Collective defence didn’t stop Russia from taking Crimea and it’s unlikely to have worked any better in denying Beijing the ability to militarise the South China Sea.

Washington now must ensure that the US and its allies don’t succumb to another such fait accompli. That effort needs to start with an understanding that collective defence has little chance of working in the Indo-Pacific.

The Indo-Pacific today is not at all like Western Europe was during the Cold War. Each Indo-Pacific nation has its own reasons to deter China.

Vietnam and India have fought China to protect territorial boundaries and harbour deep historical animosity towards Beijing. The Philippines and Indonesia reject China’s expansionist ‘nine-dash line’. Beijing claims Japan’s Senkaku islands and uses Tokyo’s behaviour in World War II for its own political gain. For Taiwan, deterring China is a matter of national survival.

The differing situations complicate coalition-building. Some countries are more willing to defy Beijing than others. This is altogether different from Western Europe’s unity in its determination to stop the Soviets.

In a hypothetical scenario, suppose the Chinese navy is exercising in the South China Sea. At the same time, China’s maritime militia attempts to land on the Taiwanese-held Pratas Island, drawing fire from the Taiwanese military. The navy is ordered to stop the exercise and go to the militia’s aid.

The Taiwanese military fires warning shots at China’s naval vessels. Beijing orders its military to seize Pratas. The air force’s fighter jets quickly overwhelm Taiwan’s defences and marines take the island.

Taipei, though not a member, enjoys a close relationship with a collective defence regime known as the Indo-Pacific Treaty Organisation, or IPTO. President Tsai Ing-wen asks the US and Australia for IPTO support. Both back intervention at an emergency IPTO meeting. Japan agrees, but Vietnam and the Philippines, which each have claims to another Taiwanese-held island, Itu Aba, object, each reasoning that advancing its claims to Itu Aba would be easier if Taiwan no longer held Pratas.

Without a consensus, IPTO provides no support for Taiwan. The US and Australia are wary of fighting a peer adversary and now believe it’s too late to act. Beijing strengthens its position and Taipei backs down. IPTO is forced to accept the island as de facto Chinese territory.
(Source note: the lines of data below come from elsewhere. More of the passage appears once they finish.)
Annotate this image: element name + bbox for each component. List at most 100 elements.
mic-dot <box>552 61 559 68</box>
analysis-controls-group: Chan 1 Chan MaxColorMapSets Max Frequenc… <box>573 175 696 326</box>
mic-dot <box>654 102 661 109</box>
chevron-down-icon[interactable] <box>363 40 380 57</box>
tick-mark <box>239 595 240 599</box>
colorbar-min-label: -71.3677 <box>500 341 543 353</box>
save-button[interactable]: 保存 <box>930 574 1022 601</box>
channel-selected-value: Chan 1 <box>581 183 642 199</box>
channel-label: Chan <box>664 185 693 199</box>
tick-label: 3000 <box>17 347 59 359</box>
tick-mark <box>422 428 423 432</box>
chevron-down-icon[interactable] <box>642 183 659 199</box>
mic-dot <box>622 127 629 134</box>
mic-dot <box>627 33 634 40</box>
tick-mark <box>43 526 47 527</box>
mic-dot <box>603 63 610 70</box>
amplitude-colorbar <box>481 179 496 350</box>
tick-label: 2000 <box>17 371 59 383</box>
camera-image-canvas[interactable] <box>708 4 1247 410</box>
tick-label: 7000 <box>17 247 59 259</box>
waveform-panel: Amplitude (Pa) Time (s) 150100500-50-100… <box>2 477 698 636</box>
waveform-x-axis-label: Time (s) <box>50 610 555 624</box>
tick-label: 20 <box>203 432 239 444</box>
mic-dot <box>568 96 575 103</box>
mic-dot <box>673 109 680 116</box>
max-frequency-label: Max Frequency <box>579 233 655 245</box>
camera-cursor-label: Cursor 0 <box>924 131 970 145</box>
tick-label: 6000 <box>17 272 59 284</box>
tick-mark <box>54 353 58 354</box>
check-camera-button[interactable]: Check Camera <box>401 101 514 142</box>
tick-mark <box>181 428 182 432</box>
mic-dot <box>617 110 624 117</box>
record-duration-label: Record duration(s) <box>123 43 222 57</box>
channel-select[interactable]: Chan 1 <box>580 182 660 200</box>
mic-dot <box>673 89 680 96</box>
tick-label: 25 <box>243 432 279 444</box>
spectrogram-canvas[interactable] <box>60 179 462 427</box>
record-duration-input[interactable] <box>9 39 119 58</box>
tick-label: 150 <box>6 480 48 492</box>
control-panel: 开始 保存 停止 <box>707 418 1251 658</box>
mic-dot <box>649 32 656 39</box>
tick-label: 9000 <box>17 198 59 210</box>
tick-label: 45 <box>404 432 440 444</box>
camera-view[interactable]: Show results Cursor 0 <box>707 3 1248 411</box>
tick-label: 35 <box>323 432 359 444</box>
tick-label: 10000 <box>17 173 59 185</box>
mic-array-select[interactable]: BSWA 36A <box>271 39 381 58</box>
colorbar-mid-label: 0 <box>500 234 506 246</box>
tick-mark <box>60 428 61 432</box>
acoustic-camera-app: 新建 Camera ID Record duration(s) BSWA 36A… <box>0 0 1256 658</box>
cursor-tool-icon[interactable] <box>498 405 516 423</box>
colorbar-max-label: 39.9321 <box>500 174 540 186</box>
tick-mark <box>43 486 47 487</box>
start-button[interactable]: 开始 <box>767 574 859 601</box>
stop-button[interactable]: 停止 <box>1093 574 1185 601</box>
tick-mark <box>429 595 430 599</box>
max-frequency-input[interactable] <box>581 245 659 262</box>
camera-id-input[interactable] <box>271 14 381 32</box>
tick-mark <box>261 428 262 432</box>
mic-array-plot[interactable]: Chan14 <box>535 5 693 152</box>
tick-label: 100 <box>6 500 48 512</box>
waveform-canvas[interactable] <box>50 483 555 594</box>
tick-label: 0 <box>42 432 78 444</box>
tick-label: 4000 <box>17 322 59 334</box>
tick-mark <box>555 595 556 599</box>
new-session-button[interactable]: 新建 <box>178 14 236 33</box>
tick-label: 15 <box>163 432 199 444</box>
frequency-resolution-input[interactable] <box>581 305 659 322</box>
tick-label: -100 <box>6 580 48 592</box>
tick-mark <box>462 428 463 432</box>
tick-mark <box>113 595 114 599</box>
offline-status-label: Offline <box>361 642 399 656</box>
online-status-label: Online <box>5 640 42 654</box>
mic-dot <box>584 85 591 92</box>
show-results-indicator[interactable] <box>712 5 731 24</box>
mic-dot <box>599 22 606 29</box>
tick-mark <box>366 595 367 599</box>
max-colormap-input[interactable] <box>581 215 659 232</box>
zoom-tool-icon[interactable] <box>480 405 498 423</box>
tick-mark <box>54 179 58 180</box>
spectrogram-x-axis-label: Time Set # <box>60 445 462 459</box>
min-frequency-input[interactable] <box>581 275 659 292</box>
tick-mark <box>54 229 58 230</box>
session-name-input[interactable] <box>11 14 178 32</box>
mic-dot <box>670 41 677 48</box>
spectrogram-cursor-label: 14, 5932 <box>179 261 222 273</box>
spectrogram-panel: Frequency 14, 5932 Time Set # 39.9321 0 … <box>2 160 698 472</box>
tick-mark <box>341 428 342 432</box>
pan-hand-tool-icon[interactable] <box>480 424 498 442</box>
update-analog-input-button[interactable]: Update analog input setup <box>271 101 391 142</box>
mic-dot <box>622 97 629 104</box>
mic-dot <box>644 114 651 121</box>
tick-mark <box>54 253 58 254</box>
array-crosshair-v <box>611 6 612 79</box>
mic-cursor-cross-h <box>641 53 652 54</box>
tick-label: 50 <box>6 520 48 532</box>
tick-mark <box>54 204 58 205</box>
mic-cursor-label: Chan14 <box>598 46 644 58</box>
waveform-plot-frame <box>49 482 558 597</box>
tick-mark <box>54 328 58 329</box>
Beijing calculated that Washington needed unanimous support from IPTO and so targeted an island claimed by other IPTO allies. Division was sowed, indecision followed and Beijing won.

In this scenario, a looser, more flexible, collaborative defence arrangement would have made it harder for China to act. This is where a grouping like the Quad could prove its worth.

Without a multinational command structure in place, Washington could have invoked its Taiwan Relations Act and used forces on Okinawa to destroy Beijing’s fleet. Once hostilities escalated and Japanese territory was under threat, Tokyo could have deployed its considerable air and naval power to help. Canberra could have responded to a request from Washington to fly anti-submarine warfare aircraft around key chokepoints in the first island chain, while sending warships to support the Indian navy in a blockade of the Malacca Strait as the war dragged on.

The Quad could have become a rolling coalition, allowing countries to make unique contributions at key times to deprive Beijing of its ability to secure a fait accompli at each stage of conflict. The US and Japan would have borne the brunt of the initial fighting, and Australia and India would then have cut China’s logistical systems. Each country would have made a different contribution in a different operational theatre at a different time, gradually increasing the pressure on Beijing.

Instead of pooling resources to create an unwieldy blob, countries need to work bilaterally and trilaterally to respond in novel ways as the strategic environment changes because of China’s willingness to exploit a temporal advantage.

The Quad is a collaborative defence arrangement built off a network of bilateral and trilateral partnerships, making it flexible and responsive to diverse threats at different stages of conflict.

That structural agility makes it greater than the sum of its parts.